De paar dagen terug naar huis duurden lang voor de astronauten: ze verloren gewicht en Haise liep een nierontsteking op. In de uren voor ze landden startte de uitgeputte bemanning de Odyssey op (die de dagen ervoor uitgeschakeld was en als ze pech zouden hebben ook niet meer zou opstarten). De bereidden zich op de landing voor met de wetenschap dat de explosie het hitteschild had beschadigd.

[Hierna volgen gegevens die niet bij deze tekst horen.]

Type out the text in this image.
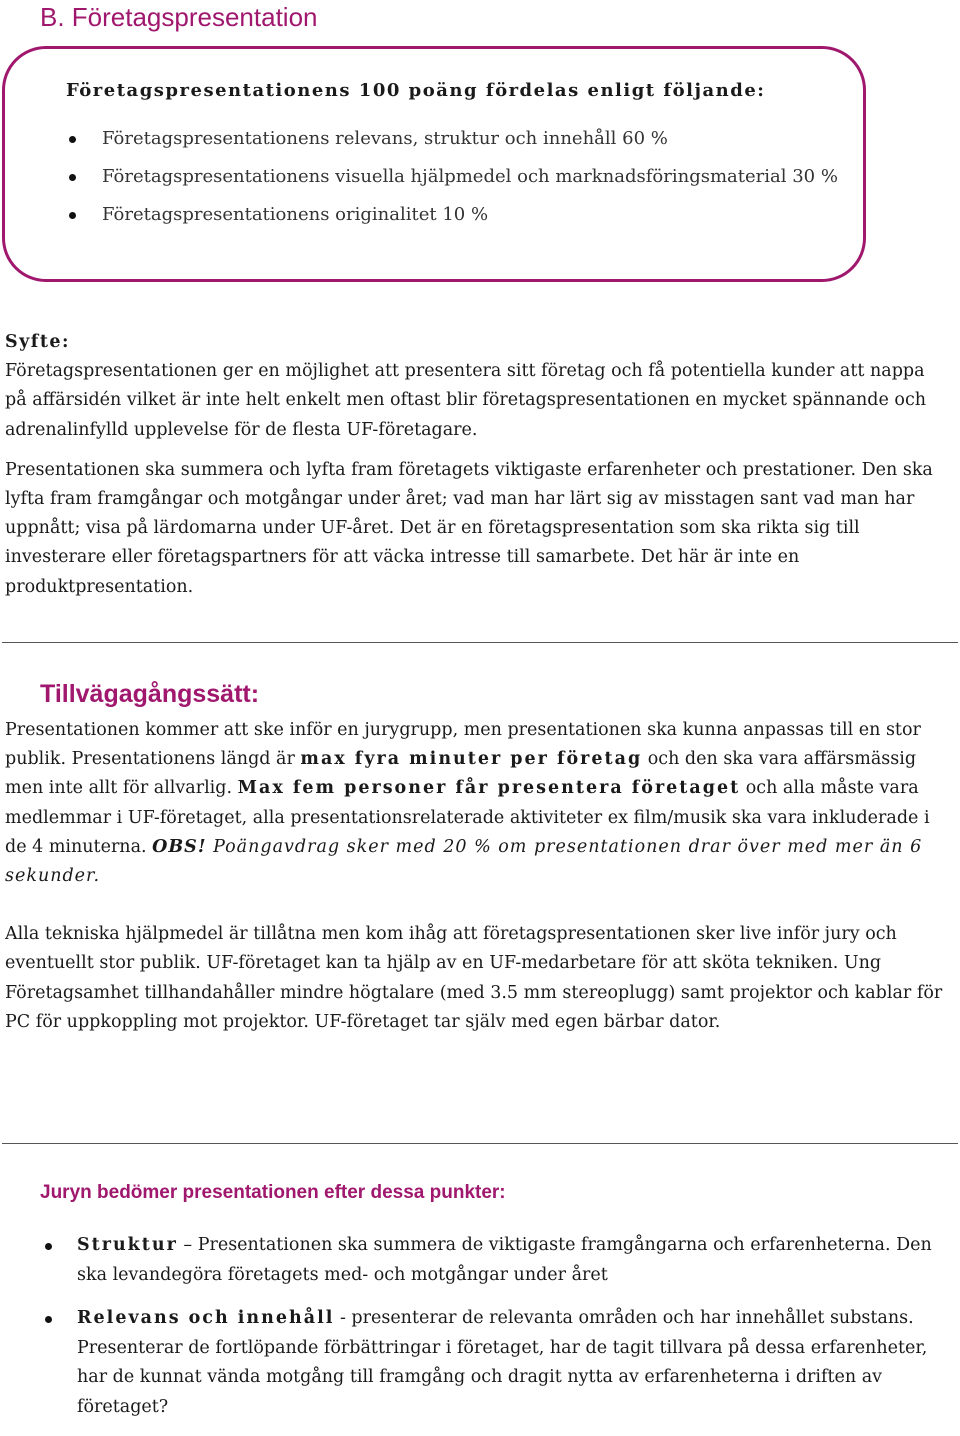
B. Företagspresentation

Företagspresentationens 100 poäng fördelas enligt följande:

Företagspresentationens relevans, struktur och innehåll 60 %
Företagspresentationens visuella hjälpmedel och marknadsföringsmaterial 30 %
Företagspresentationens originalitet 10 %

Syfte:

Företagspresentationen ger en möjlighet att presentera sitt företag och få potentiella kunder att nappa på affärsidén vilket är inte helt enkelt men oftast blir företagspresentationen en mycket spännande och adrenalinfylld upplevelse för de flesta UF-företagare.

Presentationen ska summera och lyfta fram företagets viktigaste erfarenheter och prestationer. Den ska lyfta fram framgångar och motgångar under året; vad man har lärt sig av misstagen sant vad man har uppnått; visa på lärdomarna under UF-året. Det är en företagspresentation som ska rikta sig till investerare eller företagspartners för att väcka intresse till samarbete. Det här är inte en produktpresentation.

Tillvägagångssätt:

Presentationen kommer att ske inför en jurygrupp, men presentationen ska kunna anpassas till en stor publik. Presentationens längd är max fyra minuter per företag och den ska vara affärsmässig men inte allt för allvarlig. Max fem personer får presentera företaget och alla måste vara medlemmar i UF-företaget, alla presentationsrelaterade aktiviteter ex film/musik ska vara inkluderade i de 4 minuterna. OBS! Poängavdrag sker med 20 % om presentationen drar över med mer än 6 sekunder.

Alla tekniska hjälpmedel är tillåtna men kom ihåg att företagspresentationen sker live inför jury och eventuellt stor publik. UF-företaget kan ta hjälp av en UF-medarbetare för att sköta tekniken. Ung Företagsamhet tillhandahåller mindre högtalare (med 3.5 mm stereoplugg) samt projektor och kablar för PC för uppkoppling mot projektor. UF-företaget tar själv med egen bärbar dator.

Juryn bedömer presentationen efter dessa punkter:
Struktur – Presentationen ska summera de viktigaste framgångarna och erfarenheterna. Den ska levandegöra företagets med- och motgångar under året
Relevans och innehåll - presenterar de relevanta områden och har innehållet substans. Presenterar de fortlöpande förbättringar i företaget, har de tagit tillvara på dessa erfarenheter, har de kunnat vända motgång till framgång och dragit nytta av erfarenheterna i driften av företaget?
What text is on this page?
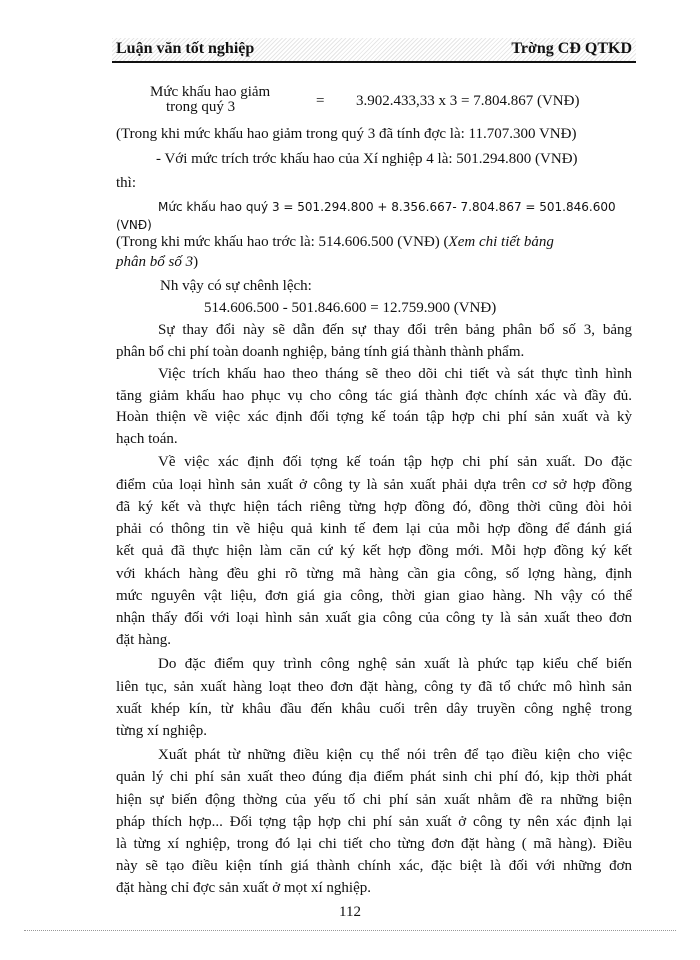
Luận văn tốt nghiệp	Trờng CĐ QTKD
Mức khấu hao giảm
trong quý 3	= 3.902.433,33 x 3 = 7.804.867 (VNĐ)
(Trong khi mức khấu hao giảm trong quý 3 đã tính đợc là: 11.707.300 VNĐ)
- Với mức trích trớc khấu hao của Xí nghiệp 4 là: 501.294.800 (VNĐ)
thì:
Mức khấu hao quý 3 = 501.294.800 + 8.356.667- 7.804.867 = 501.846.600
(VNĐ)
(Trong khi mức khấu hao trớc là: 514.606.500 (VNĐ) (Xem chi tiết bảng
phân bổ số 3)
Nh vậy có sự chênh lệch:
514.606.500 - 501.846.600 = 12.759.900 (VNĐ)
Sự thay đổi này sẽ dẫn đến sự thay đổi trên bảng phân bổ số 3, bảng
phân bổ chi phí toàn doanh nghiệp, bảng tính giá thành thành phẩm.
Việc trích khấu hao theo tháng sẽ theo dõi chi tiết và sát thực tình hình
tăng giảm khấu hao phục vụ cho công tác giá thành đợc chính xác và đầy đủ.
Hoàn thiện về việc xác định đối tợng kế toán tập hợp chi phí sản xuất và kỳ
hạch toán.
Về việc xác định đối tợng kế toán tập hợp chi phí sản xuất. Do đặc
điểm của loại hình sản xuất ở công ty là sản xuất phải dựa trên cơ sở hợp đồng
đã ký kết và thực hiện tách riêng từng hợp đồng đó, đồng thời cũng đòi hỏi
phải có thông tin về hiệu quả kinh tế đem lại của mỗi hợp đồng để đánh giá
kết quả đã thực hiện làm căn cứ ký kết hợp đồng mới. Mỗi hợp đồng ký kết
với khách hàng đều ghi rõ từng mã hàng cần gia công, số lợng hàng, định
mức nguyên vật liệu, đơn giá gia công, thời gian giao hàng. Nh vậy có thể
nhận thấy đối với loại hình sản xuất gia công của công ty là sản xuất theo đơn
đặt hàng.
Do đặc điểm quy trình công nghệ sản xuất là phức tạp kiểu chế biến
liên tục, sản xuất hàng loạt theo đơn đặt hàng, công ty đã tổ chức mô hình sản
xuất khép kín, từ khâu đầu đến khâu cuối trên dây truyền công nghệ trong
từng xí nghiệp.
Xuất phát từ những điều kiện cụ thể nói trên để tạo điều kiện cho việc
quản lý chi phí sản xuất theo đúng địa điểm phát sinh chi phí đó, kịp thời phát
hiện sự biến động thờng của yếu tố chi phí sản xuất nhằm đề ra những biện
pháp thích hợp... Đối tợng tập hợp chi phí sản xuất ở công ty nên xác định lại
là từng xí nghiệp, trong đó lại chi tiết cho từng đơn đặt hàng ( mã hàng). Điều
này sẽ tạo điều kiện tính giá thành chính xác, đặc biệt là đối với những đơn
đặt hàng chỉ đợc sản xuất ở mọt xí nghiệp.
112
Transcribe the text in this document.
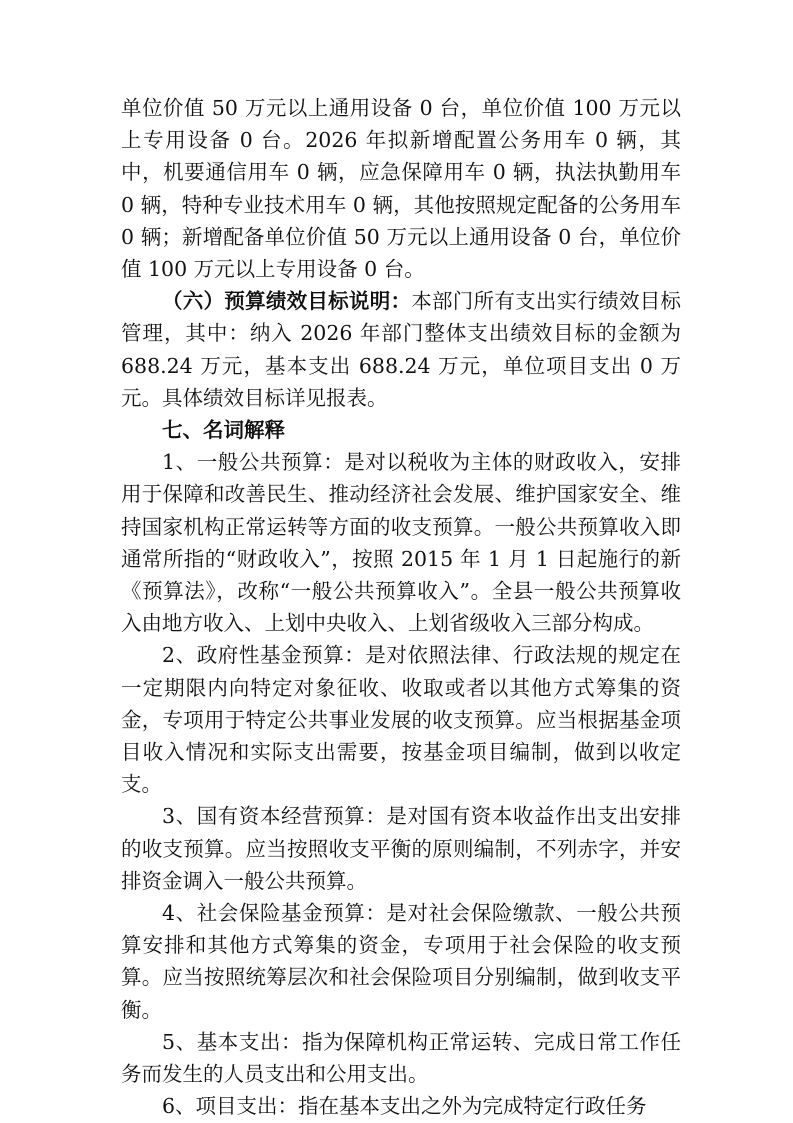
单位价值 50 万元以上通用设备 0 台，单位价值 100 万元以上专用设备 0 台。2026 年拟新增配置公务用车 0 辆，其中，机要通信用车 0 辆，应急保障用车 0 辆，执法执勤用车 0 辆，特种专业技术用车 0 辆，其他按照规定配备的公务用车 0 辆；新增配备单位价值 50 万元以上通用设备 0 台，单位价值 100 万元以上专用设备 0 台。

（六）预算绩效目标说明：本部门所有支出实行绩效目标管理，其中：纳入 2026 年部门整体支出绩效目标的金额为688.24 万元，基本支出 688.24 万元，单位项目支出 0 万元。具体绩效目标详见报表。

七、名词解释

1、一般公共预算：是对以税收为主体的财政收入，安排用于保障和改善民生、推动经济社会发展、维护国家安全、维持国家机构正常运转等方面的收支预算。一般公共预算收入即通常所指的“财政收入”，按照 2015 年 1 月 1 日起施行的新《预算法》，改称“一般公共预算收入”。全县一般公共预算收入由地方收入、上划中央收入、上划省级收入三部分构成。

2、政府性基金预算：是对依照法律、行政法规的规定在一定期限内向特定对象征收、收取或者以其他方式筹集的资金，专项用于特定公共事业发展的收支预算。应当根据基金项目收入情况和实际支出需要，按基金项目编制，做到以收定支。

3、国有资本经营预算：是对国有资本收益作出支出安排的收支预算。应当按照收支平衡的原则编制，不列赤字，并安排资金调入一般公共预算。

4、社会保险基金预算：是对社会保险缴款、一般公共预算安排和其他方式筹集的资金，专项用于社会保险的收支预算。应当按照统筹层次和社会保险项目分别编制，做到收支平衡。

5、基本支出：指为保障机构正常运转、完成日常工作任务而发生的人员支出和公用支出。

6、项目支出：指在基本支出之外为完成特定行政任务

Op 17 april plonsden Lovell, Haise en Swigert veilig neer in de Grote Oceaan. De daaropvolgende missies werden met betere bedradingen en een extra tank uitgerust. Tijdens de latere missies deden zich geen problemen meer voor.

Na Apollo 13

Er werden na de Apollo 13-missie veel veranderingen aan het ontwerp van zowel de service module als de commando module doorgevoerd:

  • Er kwam een aparte zuurstoftank die alleen door de bemanning gebruikt kon worden.
  • Ventilatoren en bedradingen werden uit de cryogene tanks verwijderd.
  • Er werd een ander type verwarming ontwikkeld voor de cryogene tanks.
  • Er werd een sterkere accu voor maanlander toegevoegd.
  • Er kwamen zakken met water in de commandomodule.

Haise werd aangewezen als commandant voor de Apollo 19-missie. Echter, deze missie werd samen met twee andere missies wegens geldgebrek door de NASA gecanceld. Later voerde hij testvluchten uit met de space shuttle Enterprise.

In 1982 werd Swigert voor de staat Colorado in het Amerikaanse Congres gekozen maar hij overleed aan botkanker voor hij kon worden ingezworen.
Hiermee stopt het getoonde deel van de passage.